What is Marketing Attribution Models?
Attribution models assign credit for a conversion across the touchpoints that preceded it. Last-touch gives all credit to the last interaction (overstates closing channels like search). First-touch gives all credit to the first interaction (overstates discovery channels like display). Linear distributes credit equally. Time-decay gives more credit to touchpoints closer to conversion. U-shaped (position-based) gives 40% to first, 40% to last, 20% to middle. Data-driven attribution uses ML to estimate true incremental contribution per touchpoint. Each model produces different conclusions — last-touch may credit search 90%; multi-touch may credit display 30%, social 20%, search 50%. The right model depends on the business question. Modern marketing increasingly favors data-driven attribution where data quality permits.
How Marketing Attribution Models actually works
The framework breaks down into the following moving parts. Knowing what each piece is — and what it is not — is what separates a B-grade answer from an A-grade answer in a written assignment.

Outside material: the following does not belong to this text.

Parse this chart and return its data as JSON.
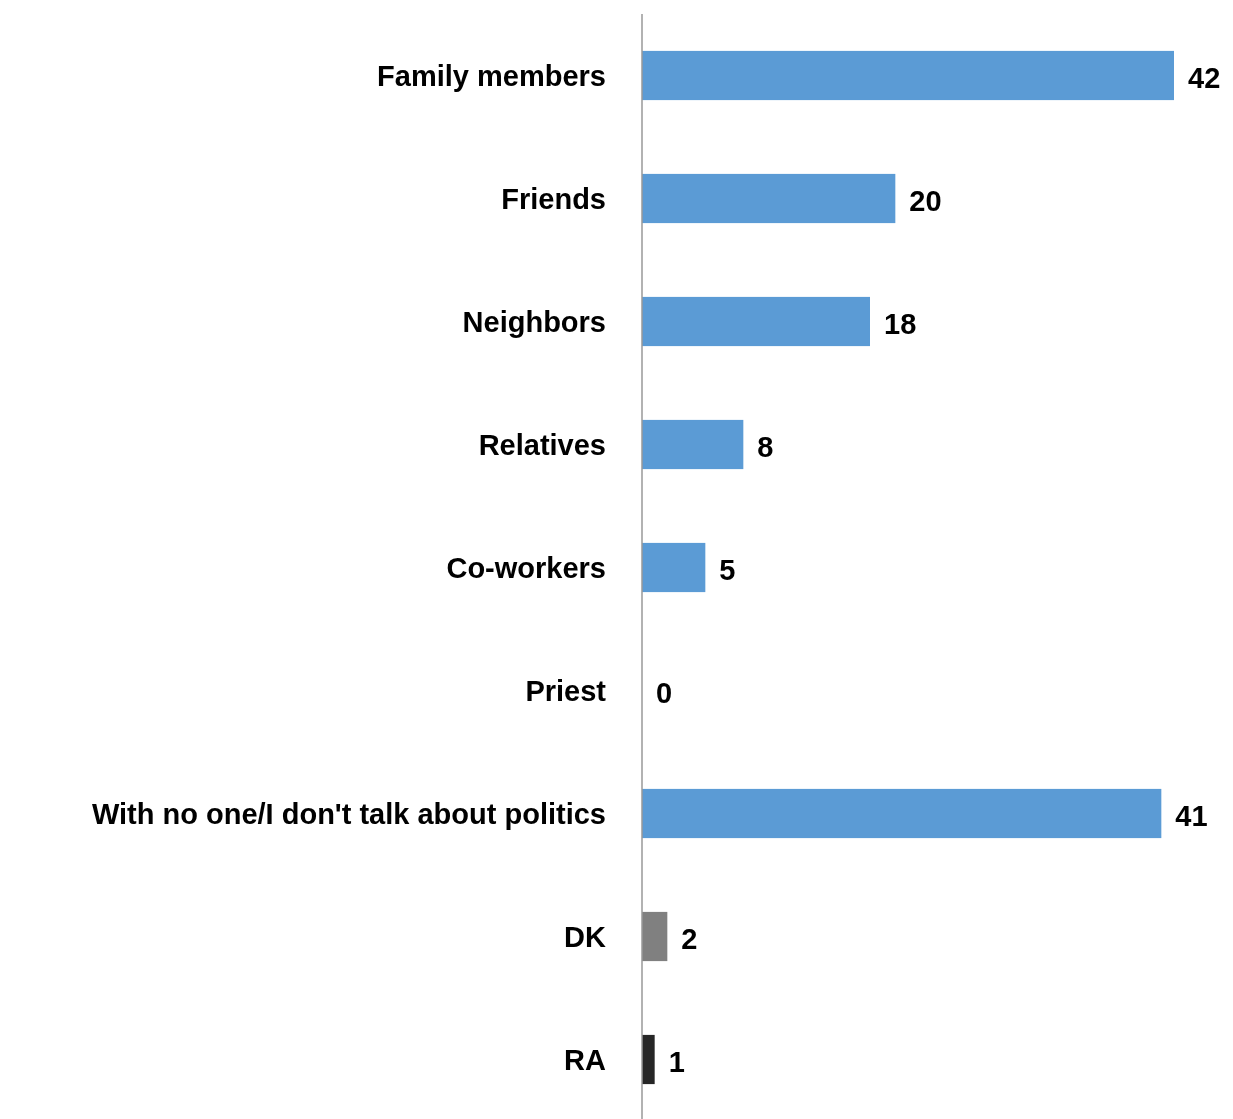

- Last-touch — last interaction gets all credit
- First-touch — first interaction gets all credit
- Linear — equal distribution
- Time-decay — recent touchpoints weighted higher
- U-shaped — 40/20/40 split
- Data-driven — ML-estimated incremental contribution
A worked example: Most enterprise marketing
A typical B2B enterprise customer journey might span 12-18 months and 30+ touchpoints — webinars, content downloads, sales emails, conference meetings, pricing-page visits, demo requests. Last-touch attribution credits the demo-request flow that captured the conversion; this overstates BDR effectiveness and understates content marketing. Multi-touch attribution often shows content marketing as the largest single contributor (it generates the inbound interest that everything else closes). The choice of attribution model can dramatically reshape budget allocation — moving spend from search to content marketing, or vice versa, based purely on the analytics philosophy. The discipline matters because misallocation can be 30-50% of spend in poorly attributed organizations.
Don't lose marks for these
- Defaulting to last-touch (overstates closing channels)

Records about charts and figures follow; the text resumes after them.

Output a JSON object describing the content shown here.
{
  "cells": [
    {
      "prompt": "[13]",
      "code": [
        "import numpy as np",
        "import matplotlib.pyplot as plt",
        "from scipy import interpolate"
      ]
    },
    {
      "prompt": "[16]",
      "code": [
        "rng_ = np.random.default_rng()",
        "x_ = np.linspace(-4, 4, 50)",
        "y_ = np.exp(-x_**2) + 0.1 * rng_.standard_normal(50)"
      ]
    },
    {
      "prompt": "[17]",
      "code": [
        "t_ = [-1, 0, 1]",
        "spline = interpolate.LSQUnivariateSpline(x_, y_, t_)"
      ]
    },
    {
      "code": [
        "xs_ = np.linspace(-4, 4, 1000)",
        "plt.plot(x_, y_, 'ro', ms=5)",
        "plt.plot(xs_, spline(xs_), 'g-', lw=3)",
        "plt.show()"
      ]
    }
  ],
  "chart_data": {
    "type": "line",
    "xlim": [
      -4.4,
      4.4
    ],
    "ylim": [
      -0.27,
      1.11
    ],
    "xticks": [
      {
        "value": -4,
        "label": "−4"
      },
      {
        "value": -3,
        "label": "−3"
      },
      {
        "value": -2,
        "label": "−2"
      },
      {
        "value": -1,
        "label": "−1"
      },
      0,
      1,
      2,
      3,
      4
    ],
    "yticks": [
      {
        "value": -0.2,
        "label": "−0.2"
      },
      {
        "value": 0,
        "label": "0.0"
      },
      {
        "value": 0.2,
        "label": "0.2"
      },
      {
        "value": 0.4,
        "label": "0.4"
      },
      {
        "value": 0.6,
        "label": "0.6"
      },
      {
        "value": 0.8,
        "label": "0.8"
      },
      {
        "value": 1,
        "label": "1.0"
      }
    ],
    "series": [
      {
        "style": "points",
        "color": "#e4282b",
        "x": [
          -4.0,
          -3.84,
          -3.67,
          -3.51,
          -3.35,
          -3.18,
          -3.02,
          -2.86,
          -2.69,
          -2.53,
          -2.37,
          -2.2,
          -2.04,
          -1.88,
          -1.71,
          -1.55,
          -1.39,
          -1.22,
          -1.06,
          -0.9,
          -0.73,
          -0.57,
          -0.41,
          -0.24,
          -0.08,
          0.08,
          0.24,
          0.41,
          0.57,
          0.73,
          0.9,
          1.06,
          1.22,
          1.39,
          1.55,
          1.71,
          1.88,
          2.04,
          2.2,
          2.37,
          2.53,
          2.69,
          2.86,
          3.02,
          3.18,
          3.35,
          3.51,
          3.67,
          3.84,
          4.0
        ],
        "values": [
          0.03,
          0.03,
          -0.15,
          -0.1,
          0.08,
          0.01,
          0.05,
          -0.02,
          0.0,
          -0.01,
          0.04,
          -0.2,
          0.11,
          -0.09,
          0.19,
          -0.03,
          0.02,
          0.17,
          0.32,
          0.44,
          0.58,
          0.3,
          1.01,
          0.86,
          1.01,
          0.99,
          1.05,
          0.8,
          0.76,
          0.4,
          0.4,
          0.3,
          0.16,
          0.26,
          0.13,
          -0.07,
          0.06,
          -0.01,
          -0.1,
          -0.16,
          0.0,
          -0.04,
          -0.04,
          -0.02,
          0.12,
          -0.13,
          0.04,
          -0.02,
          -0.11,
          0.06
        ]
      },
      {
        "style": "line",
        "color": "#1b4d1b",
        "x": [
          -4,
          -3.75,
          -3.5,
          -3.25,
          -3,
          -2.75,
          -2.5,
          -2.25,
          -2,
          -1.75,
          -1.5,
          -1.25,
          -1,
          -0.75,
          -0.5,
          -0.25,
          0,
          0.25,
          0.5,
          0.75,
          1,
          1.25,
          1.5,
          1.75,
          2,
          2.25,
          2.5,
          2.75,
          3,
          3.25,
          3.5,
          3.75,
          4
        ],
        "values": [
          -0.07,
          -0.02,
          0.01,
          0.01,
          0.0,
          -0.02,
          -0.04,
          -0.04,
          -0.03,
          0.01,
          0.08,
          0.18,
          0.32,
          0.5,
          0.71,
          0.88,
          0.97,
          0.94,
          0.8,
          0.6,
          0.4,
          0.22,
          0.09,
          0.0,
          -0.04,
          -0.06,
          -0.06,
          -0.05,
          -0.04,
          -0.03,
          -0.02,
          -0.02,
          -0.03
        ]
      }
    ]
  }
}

- Choosing model based on which one your channel looks best in
- Not testing attribution model with controlled experiments
How to use this on the exam
Score-maximizing moves
- List multiple models
- Identify each model's bias
- Recommend data-driven where data permits
When to use Marketing Attribution Models (and when not to)
Use Marketing Attribution Models when your assignment asks you to analyze, structure, or recommend — and when you have at least two data points to populate every cell of the framework. Skip it when the question is asking for a numerical answer or a single recommendation, since Marketing Attribution Models is a structuring tool, not a calculator.